For the first phase that ingredient list was pure and fresh, culminating in the cinematic entree of superhero fine dining known as The Avengers, the most spectacular team-up to ever hit the silver screen. But anything after that, by the aforementioned film’s very nature, was bound to start springing leaks in the hull of the S.S. MCU. Phase two was rife with plot holes across all its movies, the grossly outnumbered critic-minded moviegoers pointing out odd omissions like “why couldn’t the Hulk help Iron Man when ____ was happening?” or any number of related crossover questions that sprung up whenever a hero needed to conquer an obstacle alone even though his friends weren’t busy and existed in the same world as the movie at hand. Then problem number two started to rear its ugly head: the lack of stakes. In order to give the big heroes sequels and trilogies, Marvel had to start scrubbing any stakes from its films to ensure heavy-hitters like Thor and Captain America would always survive for another solo round or Avengers sequel. This meant that when you walked into the theater you’d already know the ending, no spoilers required. The Avengers initiative was starting to poison itself.

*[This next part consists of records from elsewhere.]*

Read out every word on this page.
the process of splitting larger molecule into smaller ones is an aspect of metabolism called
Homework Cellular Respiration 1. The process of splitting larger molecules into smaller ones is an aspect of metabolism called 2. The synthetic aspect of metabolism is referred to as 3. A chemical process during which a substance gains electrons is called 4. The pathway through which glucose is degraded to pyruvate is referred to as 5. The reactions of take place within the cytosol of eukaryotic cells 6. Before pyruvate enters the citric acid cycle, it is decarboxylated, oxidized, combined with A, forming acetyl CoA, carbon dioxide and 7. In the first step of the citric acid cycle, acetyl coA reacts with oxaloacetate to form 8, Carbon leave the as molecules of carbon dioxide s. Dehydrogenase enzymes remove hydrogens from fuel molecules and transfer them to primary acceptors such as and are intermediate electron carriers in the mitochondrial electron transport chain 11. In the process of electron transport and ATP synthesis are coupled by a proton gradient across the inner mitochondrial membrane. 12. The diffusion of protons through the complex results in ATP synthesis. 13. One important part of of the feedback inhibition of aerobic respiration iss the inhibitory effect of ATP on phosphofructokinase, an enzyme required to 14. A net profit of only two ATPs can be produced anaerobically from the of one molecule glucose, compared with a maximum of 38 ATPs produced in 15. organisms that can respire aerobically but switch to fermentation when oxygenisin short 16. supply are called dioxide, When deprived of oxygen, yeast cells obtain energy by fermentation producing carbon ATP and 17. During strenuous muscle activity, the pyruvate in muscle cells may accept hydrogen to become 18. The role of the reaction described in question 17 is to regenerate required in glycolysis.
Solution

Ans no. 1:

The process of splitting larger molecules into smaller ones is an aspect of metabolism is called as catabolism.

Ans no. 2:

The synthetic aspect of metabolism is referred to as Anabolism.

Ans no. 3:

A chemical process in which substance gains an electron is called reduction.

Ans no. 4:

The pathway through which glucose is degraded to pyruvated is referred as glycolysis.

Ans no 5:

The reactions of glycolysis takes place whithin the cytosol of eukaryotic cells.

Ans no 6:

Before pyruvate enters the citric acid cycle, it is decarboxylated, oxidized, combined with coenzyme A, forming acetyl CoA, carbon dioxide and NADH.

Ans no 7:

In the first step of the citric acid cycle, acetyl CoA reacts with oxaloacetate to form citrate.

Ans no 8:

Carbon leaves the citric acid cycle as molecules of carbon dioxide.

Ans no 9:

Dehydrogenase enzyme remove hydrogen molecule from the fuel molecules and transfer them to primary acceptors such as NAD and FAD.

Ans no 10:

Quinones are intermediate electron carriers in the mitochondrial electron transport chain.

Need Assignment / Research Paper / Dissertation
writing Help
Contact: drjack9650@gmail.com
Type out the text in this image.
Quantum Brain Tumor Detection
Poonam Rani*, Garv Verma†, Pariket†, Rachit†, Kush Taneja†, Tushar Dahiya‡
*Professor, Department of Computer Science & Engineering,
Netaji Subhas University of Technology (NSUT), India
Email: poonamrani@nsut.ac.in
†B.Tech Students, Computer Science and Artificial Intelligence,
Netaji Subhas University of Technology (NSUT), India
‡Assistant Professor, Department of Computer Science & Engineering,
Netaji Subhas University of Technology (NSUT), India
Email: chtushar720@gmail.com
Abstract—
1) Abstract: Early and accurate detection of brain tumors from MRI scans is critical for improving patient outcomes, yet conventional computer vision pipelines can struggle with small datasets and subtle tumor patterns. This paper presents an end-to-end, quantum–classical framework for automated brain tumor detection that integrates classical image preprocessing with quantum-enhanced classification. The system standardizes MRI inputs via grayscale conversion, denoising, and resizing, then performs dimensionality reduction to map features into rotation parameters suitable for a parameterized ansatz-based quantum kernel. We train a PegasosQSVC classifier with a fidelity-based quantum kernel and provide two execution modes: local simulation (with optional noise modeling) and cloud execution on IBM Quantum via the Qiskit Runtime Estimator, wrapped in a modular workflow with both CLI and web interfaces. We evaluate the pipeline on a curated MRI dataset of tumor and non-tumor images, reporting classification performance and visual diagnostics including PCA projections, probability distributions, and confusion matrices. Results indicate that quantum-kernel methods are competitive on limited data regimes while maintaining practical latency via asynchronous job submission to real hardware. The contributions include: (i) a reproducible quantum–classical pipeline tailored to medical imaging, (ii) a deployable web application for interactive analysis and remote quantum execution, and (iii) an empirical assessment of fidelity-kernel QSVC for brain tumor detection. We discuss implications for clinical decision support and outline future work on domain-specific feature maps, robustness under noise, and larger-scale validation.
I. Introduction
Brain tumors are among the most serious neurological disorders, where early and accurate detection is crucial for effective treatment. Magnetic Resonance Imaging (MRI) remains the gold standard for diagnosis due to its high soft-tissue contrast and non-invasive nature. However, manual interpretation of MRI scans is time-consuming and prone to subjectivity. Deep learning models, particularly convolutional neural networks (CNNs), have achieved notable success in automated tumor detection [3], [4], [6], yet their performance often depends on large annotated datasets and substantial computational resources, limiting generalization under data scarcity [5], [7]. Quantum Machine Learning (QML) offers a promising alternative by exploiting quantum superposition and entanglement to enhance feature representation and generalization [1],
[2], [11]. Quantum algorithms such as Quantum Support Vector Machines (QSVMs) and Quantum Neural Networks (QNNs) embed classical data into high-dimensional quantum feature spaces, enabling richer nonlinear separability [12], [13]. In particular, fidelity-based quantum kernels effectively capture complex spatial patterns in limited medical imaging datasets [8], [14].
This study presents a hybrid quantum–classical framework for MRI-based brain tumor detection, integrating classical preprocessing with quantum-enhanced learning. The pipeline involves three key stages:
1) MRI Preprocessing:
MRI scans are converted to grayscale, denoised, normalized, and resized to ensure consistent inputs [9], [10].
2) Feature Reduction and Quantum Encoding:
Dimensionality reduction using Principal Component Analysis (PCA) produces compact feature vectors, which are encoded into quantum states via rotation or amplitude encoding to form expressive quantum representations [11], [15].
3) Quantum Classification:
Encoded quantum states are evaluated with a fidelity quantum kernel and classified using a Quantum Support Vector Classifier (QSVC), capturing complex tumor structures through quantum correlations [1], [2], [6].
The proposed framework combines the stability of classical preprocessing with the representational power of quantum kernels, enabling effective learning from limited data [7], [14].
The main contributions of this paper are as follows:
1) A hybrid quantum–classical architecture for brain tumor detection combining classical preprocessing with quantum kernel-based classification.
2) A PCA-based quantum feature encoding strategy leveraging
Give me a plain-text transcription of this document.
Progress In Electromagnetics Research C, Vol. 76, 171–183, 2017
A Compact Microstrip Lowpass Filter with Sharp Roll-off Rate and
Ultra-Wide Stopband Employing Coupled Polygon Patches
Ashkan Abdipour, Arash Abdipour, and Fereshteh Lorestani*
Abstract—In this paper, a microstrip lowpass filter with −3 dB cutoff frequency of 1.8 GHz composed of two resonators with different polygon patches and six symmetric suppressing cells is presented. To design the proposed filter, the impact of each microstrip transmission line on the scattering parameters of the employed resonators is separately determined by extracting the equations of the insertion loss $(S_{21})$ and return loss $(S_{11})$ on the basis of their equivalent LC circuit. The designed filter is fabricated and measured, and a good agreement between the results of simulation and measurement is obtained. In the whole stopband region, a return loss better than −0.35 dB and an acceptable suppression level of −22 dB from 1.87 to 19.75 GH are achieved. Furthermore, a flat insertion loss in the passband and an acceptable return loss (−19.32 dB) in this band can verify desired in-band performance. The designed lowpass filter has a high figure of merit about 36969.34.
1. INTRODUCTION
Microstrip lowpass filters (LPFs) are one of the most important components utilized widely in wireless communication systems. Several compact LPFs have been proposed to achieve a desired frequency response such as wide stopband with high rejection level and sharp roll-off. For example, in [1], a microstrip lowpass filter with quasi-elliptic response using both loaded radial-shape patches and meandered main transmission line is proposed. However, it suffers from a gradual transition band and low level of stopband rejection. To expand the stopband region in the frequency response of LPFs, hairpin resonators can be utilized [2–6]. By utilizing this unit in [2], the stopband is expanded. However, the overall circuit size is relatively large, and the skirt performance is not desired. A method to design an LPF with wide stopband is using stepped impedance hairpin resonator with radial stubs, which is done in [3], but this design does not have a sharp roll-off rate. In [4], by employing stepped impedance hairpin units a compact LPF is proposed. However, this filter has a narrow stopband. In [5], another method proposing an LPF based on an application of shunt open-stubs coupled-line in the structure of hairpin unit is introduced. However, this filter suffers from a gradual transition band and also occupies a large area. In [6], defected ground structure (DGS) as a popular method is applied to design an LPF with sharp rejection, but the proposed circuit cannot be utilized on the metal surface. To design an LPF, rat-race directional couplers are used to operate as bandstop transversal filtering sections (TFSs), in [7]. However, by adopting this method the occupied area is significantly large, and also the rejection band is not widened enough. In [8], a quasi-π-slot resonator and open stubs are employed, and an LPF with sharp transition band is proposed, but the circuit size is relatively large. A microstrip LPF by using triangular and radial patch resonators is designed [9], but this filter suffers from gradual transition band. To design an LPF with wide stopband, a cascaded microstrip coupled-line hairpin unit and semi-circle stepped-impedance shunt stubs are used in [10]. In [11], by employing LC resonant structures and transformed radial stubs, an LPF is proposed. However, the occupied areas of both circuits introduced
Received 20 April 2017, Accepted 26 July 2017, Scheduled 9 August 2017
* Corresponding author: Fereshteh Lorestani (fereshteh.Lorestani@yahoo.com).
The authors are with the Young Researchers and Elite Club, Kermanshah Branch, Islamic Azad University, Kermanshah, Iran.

Topical subject matters became a crutch for Marvel, being the only element to set Captain America: The Winter Soldier apart from its relatively cookie-cutter MCU brethren. The B-list (and later C-list) characters were being developed into full-on feature films because it was quirky and therefore meme-worthy, AKA big-bucks-baiting in a world revolving solely around Twitter hashtags. Before anyone knew it, the Guardians of the Galaxy and freakin’ Ant-Man were getting solo films devoid of consequence all in the service of building up a big ‘ol MCU for the grand Avengers: Infinity War finale, a construction project still underway at this very moment. And yet, now deep into phase three, the luster is gone. The magic has faded. While audiences still gobble it up because it’s light-years better than what the competition’s putting out (looking at you, Batman V Superman), there’s a somewhat sinister corporate greed starting to overshadow the artistic merit present during the early days of the first Avengers film.

Take Dr. Strange, for example. Stephen Strange goes through the exact same internal transformation as Tony Stark did in Iron Man. And look at Ant-Man—that story’s a near carbon copy of Iron Man at every major plot beat. Marvel’s got a nice cookie-cutter formula going for turning likable B-list and C-list characters into instant A-listers, but it doesn’t hide the blatant lack of creativity. Another glaring instance of unimaginative plotting is in the usage of superheroes making cameos in each other’s movies. While Marvel never, ever explains where other characters are in times of need, they’ll call on a poorly set-up Spider-Man to join in a massive Civil War fight for absolutely no other reason than to show off the prize they got from their deal with Sony. They’re now in the business of parading heroes around for market value rather than plot, and that, combined with the assembly line nature of the MCU’s recent entries, is starting to bode ill for any true artistic innovation left in this pocket of the genre.

Similarly to Thanos, the big villain of the upcoming Infinity War movies, the only entity that can stop Marvel is Marvel themselves. If Kevin Feige can descend from his ivory tower for just a wink to look at where this rollercoaster started and where it’s headed, maybe he and the suits in charge of the operation could redirect its course towards a more savory finish line, one not even considering a still-interconnected phase five AFTER the Infinity Wars have concluded. Because where there’s a new phase, there are extended contracts. Where there are extended contracts, there are recurring characters and no stakes. And where there are no stakes, there is no point at all.